The Attempt at a Solution

Potential at the center of conducting charged sphere surrounded by a grounded shell

If I take another sphere of charge –q of radius a with uniform charge density, then the potential on the spherical region from the radius a to b is same to that of the original question.

According to Uniqueness theorem, the V at the center of the sphere due to the above system should be equal to that of the original question.

Since the conducting sphere is an equipotential, the potential due to this sphere at center is same to that of the surface = $\frac { q}{4 \pi \epsilon _0 R}$ .The potential due to the image sphere of charge –q at the center is $\frac { -q}{4 \pi \epsilon _0 a}$ .

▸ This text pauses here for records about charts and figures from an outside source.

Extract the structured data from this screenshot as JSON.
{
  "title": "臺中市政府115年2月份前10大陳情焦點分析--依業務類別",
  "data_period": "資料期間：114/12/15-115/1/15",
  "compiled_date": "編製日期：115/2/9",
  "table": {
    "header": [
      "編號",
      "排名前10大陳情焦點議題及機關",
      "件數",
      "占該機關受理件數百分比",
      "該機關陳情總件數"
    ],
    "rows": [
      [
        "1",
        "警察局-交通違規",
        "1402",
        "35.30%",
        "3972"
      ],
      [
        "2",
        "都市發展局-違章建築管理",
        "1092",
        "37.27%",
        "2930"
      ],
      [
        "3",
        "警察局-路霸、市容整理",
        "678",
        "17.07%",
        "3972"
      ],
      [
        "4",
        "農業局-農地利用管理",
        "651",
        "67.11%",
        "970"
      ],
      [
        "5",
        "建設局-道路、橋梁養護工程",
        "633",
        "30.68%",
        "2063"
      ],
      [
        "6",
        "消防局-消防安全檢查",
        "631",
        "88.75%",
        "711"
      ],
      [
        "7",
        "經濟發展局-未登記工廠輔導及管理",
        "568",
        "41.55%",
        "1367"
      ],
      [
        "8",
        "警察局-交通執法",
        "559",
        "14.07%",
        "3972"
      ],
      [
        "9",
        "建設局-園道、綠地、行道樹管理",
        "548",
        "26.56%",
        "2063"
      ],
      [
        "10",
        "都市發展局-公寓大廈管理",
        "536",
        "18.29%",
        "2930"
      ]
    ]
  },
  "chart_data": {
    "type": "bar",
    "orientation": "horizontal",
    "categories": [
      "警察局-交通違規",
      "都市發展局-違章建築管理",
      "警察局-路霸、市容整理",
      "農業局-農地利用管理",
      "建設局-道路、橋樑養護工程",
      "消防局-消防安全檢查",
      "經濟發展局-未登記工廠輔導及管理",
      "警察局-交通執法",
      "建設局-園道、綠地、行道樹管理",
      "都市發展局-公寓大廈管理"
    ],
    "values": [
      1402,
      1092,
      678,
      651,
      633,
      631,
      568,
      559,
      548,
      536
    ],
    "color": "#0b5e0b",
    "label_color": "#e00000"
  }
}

So, the total potential at the center is $\frac { q}{4 \pi \epsilon _0 R}$ - $\frac { q}{4 \pi \epsilon _0 a}$ , option (d).

 

[kuruman]

Looks OK, but you don't need to invoke the Uniqueness Theorem and image charges. Note that grounding the sphere effectively brings the reference point from infinity to $r=a$. Then just use Gauss's Law to find the E-field in the region $R < r < a$ and then use $V(R)-V(a)=-\int_a^R{E~dr}$.

 

[Pushoam]

Note that grounding the sphere effectively brings the reference point from infinity to r=a.

I didn't note this.
I was in the habit of taking reference point at infinity, so I thought of solving it that way even when an easier approach was near.

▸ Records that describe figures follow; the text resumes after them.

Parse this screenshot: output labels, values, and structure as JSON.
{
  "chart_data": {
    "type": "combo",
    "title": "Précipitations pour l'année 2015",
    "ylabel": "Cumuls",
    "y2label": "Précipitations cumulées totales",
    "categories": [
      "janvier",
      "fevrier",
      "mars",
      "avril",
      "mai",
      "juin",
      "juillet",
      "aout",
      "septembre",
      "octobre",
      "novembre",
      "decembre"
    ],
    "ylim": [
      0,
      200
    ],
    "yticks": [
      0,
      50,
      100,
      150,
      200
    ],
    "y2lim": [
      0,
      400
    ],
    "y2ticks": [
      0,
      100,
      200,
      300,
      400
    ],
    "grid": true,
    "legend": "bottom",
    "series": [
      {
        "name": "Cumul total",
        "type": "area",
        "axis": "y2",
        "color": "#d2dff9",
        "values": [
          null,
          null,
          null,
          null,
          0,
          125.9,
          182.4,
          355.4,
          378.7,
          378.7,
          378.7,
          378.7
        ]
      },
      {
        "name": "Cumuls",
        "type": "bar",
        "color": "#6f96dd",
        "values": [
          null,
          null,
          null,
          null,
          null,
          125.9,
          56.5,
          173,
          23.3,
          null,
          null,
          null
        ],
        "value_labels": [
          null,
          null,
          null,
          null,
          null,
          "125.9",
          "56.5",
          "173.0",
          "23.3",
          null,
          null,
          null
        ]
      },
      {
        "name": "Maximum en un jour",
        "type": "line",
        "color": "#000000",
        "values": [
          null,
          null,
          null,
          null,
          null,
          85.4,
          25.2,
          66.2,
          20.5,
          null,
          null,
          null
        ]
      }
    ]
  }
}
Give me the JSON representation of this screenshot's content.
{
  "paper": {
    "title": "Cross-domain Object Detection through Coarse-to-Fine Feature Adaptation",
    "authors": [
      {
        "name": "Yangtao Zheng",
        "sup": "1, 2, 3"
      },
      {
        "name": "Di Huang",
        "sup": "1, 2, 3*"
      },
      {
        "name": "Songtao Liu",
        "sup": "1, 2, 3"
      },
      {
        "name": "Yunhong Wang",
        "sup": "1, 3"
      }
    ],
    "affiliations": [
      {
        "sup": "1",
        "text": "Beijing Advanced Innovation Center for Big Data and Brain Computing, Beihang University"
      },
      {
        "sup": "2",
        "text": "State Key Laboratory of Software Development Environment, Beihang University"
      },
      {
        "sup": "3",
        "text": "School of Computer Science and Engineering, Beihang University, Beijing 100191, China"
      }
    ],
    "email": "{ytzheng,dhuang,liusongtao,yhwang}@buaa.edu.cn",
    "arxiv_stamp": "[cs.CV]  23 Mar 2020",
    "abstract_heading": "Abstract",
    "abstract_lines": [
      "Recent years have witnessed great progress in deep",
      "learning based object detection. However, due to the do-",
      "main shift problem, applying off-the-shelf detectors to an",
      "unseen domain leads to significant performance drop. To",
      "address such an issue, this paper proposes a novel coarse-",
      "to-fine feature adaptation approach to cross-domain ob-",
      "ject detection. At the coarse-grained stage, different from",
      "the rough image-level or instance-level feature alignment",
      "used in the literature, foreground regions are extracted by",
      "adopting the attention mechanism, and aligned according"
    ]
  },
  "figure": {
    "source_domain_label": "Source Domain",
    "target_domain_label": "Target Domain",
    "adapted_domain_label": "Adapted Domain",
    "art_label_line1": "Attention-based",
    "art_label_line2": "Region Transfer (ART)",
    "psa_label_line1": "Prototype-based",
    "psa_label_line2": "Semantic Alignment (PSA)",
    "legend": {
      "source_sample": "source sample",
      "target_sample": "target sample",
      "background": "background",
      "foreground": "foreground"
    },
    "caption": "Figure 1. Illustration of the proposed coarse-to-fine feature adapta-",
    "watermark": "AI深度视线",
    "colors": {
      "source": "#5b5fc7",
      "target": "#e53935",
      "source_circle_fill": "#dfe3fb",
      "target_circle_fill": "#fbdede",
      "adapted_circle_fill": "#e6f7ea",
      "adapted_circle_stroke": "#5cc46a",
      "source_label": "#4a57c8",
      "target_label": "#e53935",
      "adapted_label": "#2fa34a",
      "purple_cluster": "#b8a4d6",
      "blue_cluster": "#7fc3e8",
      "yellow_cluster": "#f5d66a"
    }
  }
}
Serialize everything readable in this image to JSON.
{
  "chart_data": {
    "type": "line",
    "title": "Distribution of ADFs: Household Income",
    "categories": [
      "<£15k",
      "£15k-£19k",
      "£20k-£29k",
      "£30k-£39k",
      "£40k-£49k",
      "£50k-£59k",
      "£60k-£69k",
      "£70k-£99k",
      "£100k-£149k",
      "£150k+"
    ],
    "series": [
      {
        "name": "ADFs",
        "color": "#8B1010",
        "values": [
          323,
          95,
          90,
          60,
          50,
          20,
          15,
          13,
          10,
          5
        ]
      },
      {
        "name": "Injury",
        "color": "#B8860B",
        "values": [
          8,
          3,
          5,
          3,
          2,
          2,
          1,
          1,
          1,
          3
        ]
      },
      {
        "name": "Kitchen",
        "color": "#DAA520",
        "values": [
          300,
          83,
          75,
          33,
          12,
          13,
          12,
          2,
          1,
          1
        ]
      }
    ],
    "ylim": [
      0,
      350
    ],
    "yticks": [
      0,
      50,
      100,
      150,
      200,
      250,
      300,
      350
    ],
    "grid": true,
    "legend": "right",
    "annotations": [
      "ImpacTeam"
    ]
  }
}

Thanks for pointing it out.

 

[haruspex]

didn't note this.

If you are prepared to trust the list of options then, noting that, you can get to the answer very quickly. It means that the radius b cannot be relevant, so we rule out options a and c.
As radius a tends to R, the induced charge cancels the charge on the inner sphere. This leaves d as the only option.